Polyplastic parts for window in Algarve.
We have had our van broken into again  this time the window is not broken but all 4 catches are. Also the lock on the hab has been stuffed up with glue. The alarm went off so they must have scarpered nothing taken.
are catches fairly universal? Might the guy in Loule stock them?
Thanks anyone.


----------



## Tucano (Jun 9, 2006)

BUMP


----------



## oly (Jan 27, 2011)

Thanks for bumping it! we are low tonight.


----------



## premiermotorhomes (Feb 13, 2008)

Good morning Oly, 

The catches are specific to Polyplastic as and there are two types, a screw on and a slide on (Polyfix) fitting. If the catches on the stays are broken then you require new stays as these are not available separately; the stay is measured from the terminus of the outer shaft where the inner shaft extends from to the centre pin of the hinge which screws to the frame which tends to be 230mm or 300mm.
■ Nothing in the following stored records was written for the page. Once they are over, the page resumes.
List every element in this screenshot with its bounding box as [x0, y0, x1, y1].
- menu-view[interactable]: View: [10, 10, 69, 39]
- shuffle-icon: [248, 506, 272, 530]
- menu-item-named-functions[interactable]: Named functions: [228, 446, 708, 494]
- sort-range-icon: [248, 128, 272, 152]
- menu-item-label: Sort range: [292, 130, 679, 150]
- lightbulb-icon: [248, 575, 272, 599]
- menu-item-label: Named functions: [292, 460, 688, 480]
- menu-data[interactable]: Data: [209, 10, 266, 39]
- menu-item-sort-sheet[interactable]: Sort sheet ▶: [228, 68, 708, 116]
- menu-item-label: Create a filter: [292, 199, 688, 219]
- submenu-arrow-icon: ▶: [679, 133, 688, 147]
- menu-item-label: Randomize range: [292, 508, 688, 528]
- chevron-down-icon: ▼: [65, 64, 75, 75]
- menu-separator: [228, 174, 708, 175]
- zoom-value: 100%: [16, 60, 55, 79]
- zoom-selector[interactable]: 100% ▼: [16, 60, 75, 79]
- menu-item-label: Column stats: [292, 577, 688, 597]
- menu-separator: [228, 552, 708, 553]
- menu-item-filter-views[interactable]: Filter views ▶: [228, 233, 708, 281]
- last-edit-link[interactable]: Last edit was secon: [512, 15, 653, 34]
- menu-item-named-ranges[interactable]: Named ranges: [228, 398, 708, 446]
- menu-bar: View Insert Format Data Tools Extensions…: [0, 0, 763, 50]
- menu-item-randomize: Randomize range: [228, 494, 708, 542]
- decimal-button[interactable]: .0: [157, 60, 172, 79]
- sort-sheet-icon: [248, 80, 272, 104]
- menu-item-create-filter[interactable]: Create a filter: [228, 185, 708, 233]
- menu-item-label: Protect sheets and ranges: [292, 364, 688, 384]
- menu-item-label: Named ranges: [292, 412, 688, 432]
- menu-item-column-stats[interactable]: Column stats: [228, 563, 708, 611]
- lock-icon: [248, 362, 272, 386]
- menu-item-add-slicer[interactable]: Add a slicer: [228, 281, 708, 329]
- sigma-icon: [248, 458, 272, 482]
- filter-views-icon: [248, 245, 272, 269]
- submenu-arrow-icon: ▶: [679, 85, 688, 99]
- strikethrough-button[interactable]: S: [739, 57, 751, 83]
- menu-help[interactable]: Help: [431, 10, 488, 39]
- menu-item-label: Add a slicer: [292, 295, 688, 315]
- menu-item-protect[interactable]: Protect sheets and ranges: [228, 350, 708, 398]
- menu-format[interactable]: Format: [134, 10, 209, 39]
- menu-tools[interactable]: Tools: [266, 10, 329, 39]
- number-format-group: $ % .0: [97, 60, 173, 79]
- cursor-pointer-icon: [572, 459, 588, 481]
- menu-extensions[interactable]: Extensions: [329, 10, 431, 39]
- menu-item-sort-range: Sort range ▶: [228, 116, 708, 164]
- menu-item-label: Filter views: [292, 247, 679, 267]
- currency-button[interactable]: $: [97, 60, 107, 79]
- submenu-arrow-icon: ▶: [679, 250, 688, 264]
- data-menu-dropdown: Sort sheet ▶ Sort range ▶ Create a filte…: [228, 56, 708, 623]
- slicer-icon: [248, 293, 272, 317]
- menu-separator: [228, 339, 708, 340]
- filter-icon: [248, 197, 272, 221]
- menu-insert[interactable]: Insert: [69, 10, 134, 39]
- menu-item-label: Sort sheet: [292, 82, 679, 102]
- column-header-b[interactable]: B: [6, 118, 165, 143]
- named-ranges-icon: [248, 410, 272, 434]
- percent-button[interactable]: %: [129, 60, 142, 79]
These windows are used Europe wide, so I expect you will find a local source for these parts.

Regards,
Chris


----------



## oly (Jan 27, 2011)

Thanks Chris,
We got the catches from Camper Serv in Loule this morning so the window is now repaired for the 2nd time in 4 months  The hab door lock has something stuck in it. We can lock it from the inside. We will need to order one from Hymer if we want the keys to match. The guy this morning didn't have the tool to remove the lock. we are going to have a go at removing the object.


----------



## premiermotorhomes (Feb 13, 2008)

Good afternoon Oly, 

If you need any help with a barrel let me know, but whomever you choose to contact make sure you provide them your serial number and key number to pursue this. It will be cheaper for you to obtain the barrel via a local dealer whilst you are abroad though as Hymer will not charge shipping charges to their dealer for this, but you will save the cost of shipping from a UK dealer to you.

Regards,
Chris


----------



## oly (Jan 27, 2011)

We will around Madrid in July I think there might be a dealer there. I have the key number. Where is the serial number for the lock? Or do you mean the van serial number.


----------



## premiermotorhomes (Feb 13, 2008)

Good afternoon Oly, 

I have sourced the following info from Hymer;

The second pair of digits in your Hymer serial number denote model year.

Until model year 2006
Part number: 80 XXX Y

from model year 2007
Part number: 81 XXX Y

XXX denotes the last three numbers of the key number
Y denotes 0 for cylinder or 1 for key

Regards,
Chris


----------